#PARCC: The Good, The Bad and The Ugly

For the past several days my students have endured the new Common Core State Standards aligned PARCC assessments. After administering and proctoring for over 8 hours in three days, I have a few takeaways from this high stakes test which we will do all over again in May. It would be very easy to dissect all of the nuanced problems within the test but I thought I would start with a generic overview of the good, the bad and the ugly. This is in large part due to the fact I am not sure what I can or cannot say about the test for fear of violating the consent form all staff had to sign. :)

The Good

I feel it fair to say the test itself presented little overall difficulty for my students. They seemed to navigate the controls with relative ease and many of them finished with ample time to spare in what I would consider generous testing time frames. Many of the students reported they enjoyed it better than the old “fill in the bubble with a number 2 pencil” tests which were the predecessor. If I had to estimate the average student was able to finish most of the tests in around 20 minutes despite being given anywhere from 60-90 minutes for each test.

The Bad

The bad of the PARCC test is that we are using it all together. Over the course of two tests (Performance Based and End of Year) there is massive loss of instructional time. Depending on your level of technology, the tests are taking schools weeks to administer. For schools testing on devices, students and teachers are unable to use any technology during these time frames due to the test monopolizing their use. What is surprising is we are not using other nationally normed tests which take a fraction of class time to administer and get feedback.

The Ugly

Another ugly of PARCC testing is really not specific to PARCC at all but high stakes testing in general. Schools have pep rallies and send home special instructions for the week of testing. Teachers and administrators reach out to the community and ask for children to be well fed and rested. They even go so far as to outlaw homework to keep the children’s stress or anxiety levels low and therefore prepped for testing. Some will have special parties and treats geared towards keeping kids positive and happy for testing week. What is ugly about this to me, is why are we not doing these things every day? Why do we put extra emphasis on the stress levels and health of a child during testing week? What are we doing to engage with parents and kids to promote positive health for kids regularly? Also, why do we have pep rallies and other gimmicks to attempt to convince kids the tests actually matter?

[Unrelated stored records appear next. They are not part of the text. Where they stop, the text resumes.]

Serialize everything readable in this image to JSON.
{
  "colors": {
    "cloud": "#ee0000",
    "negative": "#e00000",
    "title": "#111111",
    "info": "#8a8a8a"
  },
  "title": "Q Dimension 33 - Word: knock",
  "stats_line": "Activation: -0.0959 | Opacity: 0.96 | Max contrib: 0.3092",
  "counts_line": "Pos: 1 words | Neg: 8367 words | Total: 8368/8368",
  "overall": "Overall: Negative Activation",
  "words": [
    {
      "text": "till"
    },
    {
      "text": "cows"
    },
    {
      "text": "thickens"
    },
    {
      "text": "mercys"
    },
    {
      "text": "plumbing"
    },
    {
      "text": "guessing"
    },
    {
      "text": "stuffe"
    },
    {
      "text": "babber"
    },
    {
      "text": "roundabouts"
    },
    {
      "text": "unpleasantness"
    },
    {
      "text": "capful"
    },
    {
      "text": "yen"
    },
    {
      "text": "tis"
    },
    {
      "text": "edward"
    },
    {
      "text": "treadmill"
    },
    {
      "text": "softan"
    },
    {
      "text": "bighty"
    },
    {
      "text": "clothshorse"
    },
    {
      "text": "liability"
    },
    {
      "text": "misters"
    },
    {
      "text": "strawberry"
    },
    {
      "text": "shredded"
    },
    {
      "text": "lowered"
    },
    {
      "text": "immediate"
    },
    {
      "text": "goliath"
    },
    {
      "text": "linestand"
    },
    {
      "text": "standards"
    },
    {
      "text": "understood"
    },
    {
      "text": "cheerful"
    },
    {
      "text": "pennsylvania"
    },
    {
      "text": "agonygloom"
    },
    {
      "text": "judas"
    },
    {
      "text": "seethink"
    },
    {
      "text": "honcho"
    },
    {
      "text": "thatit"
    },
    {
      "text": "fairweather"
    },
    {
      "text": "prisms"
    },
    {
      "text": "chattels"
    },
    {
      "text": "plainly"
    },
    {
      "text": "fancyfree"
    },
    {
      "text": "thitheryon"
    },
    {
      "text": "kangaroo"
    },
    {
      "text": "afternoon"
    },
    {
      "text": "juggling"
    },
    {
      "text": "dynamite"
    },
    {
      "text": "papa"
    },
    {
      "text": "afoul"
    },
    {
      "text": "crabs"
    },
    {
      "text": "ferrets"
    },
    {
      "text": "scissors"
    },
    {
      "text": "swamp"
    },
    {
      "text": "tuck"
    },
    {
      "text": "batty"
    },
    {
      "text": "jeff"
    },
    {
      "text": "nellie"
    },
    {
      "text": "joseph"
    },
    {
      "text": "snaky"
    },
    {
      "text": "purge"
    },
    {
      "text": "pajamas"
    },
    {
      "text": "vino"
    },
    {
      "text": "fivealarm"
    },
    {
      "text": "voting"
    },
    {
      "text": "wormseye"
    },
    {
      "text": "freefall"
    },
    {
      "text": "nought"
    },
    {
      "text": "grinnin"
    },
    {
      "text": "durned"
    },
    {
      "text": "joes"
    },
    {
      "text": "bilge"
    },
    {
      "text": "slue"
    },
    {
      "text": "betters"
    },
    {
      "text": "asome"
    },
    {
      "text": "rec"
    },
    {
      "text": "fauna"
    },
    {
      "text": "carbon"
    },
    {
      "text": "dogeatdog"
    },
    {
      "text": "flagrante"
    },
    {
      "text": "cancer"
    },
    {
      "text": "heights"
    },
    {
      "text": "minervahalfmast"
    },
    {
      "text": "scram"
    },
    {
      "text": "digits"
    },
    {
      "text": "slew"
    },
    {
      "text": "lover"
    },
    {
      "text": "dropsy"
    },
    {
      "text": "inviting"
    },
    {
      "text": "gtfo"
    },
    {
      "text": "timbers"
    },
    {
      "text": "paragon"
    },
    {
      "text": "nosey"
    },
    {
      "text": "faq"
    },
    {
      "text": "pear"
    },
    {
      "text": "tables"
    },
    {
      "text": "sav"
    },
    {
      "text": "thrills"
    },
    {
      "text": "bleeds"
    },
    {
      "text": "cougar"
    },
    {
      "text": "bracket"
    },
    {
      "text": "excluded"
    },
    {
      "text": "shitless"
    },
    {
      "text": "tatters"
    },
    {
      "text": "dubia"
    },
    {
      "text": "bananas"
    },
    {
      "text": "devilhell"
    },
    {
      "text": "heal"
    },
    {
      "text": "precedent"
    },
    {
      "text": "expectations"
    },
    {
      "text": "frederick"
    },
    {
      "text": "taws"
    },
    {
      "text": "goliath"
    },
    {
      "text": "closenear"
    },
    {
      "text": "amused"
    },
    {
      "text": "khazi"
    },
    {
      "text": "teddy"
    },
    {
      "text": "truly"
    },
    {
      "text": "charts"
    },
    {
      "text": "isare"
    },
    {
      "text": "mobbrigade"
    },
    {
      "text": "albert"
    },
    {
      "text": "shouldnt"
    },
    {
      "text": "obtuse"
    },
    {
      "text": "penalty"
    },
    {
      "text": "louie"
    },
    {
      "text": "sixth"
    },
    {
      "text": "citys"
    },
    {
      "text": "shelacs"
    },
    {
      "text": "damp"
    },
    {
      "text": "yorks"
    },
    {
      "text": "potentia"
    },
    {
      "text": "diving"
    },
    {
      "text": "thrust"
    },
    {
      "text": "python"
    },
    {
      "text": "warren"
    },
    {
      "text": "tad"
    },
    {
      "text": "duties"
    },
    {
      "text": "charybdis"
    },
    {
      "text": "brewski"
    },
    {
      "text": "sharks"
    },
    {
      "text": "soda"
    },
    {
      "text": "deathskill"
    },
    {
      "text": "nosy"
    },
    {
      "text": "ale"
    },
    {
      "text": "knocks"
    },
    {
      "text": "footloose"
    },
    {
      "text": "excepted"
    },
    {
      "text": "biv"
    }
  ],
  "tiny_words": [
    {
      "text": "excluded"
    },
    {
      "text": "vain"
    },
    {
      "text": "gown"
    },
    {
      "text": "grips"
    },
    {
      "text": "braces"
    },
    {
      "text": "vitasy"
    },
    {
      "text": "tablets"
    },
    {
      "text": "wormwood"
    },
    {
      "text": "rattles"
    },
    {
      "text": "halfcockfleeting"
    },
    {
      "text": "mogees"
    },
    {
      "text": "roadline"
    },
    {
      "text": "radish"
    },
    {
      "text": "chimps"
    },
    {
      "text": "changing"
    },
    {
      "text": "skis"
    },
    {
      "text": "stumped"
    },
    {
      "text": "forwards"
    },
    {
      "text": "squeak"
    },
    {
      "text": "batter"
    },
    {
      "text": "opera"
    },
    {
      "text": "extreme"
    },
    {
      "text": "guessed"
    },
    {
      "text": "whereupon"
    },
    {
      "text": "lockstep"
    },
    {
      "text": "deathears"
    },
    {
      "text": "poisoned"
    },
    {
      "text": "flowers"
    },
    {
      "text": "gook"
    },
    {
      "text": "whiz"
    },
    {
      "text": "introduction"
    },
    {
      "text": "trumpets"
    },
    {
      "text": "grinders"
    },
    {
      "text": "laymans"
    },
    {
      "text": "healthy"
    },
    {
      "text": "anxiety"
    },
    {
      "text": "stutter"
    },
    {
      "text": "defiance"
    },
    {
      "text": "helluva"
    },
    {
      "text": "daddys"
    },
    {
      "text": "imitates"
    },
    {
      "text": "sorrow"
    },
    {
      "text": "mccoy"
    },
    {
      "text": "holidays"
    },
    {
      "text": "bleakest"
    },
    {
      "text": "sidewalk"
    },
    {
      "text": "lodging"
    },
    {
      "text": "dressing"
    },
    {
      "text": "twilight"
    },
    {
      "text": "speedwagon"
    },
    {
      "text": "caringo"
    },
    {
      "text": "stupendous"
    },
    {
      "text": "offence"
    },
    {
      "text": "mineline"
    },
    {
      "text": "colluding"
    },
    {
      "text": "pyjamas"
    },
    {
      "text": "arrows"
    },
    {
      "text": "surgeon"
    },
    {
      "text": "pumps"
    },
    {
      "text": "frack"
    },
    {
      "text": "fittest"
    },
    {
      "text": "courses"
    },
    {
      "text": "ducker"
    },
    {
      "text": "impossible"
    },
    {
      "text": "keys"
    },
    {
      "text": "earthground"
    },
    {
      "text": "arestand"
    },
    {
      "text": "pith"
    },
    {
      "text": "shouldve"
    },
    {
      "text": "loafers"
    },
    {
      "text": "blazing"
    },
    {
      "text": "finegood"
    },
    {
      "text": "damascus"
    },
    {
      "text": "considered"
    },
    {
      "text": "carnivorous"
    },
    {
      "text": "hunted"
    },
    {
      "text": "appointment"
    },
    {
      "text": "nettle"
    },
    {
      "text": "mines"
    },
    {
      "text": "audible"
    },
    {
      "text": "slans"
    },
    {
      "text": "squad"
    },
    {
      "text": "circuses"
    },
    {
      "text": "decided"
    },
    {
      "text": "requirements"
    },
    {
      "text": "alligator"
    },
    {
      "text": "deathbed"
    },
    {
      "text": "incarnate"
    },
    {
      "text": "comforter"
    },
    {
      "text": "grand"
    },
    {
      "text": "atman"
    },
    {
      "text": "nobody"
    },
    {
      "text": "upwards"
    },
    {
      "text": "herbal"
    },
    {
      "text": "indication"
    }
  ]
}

I realize a world without standardized testing may be as possible as a world of hover boards and flux capacitors. However, what about engaging in conversations about the health of kids more than during testing week? Why not limit the testing time period to the absolute minimum? Let’s be mindful of the amount of instructional timing lost and resources spent due to testing. Is testing the worst thing we have in schools? Not by a long shot. However, we can certainly look at the way in which it is used and make it useful to students and learning rather than companies and politicians.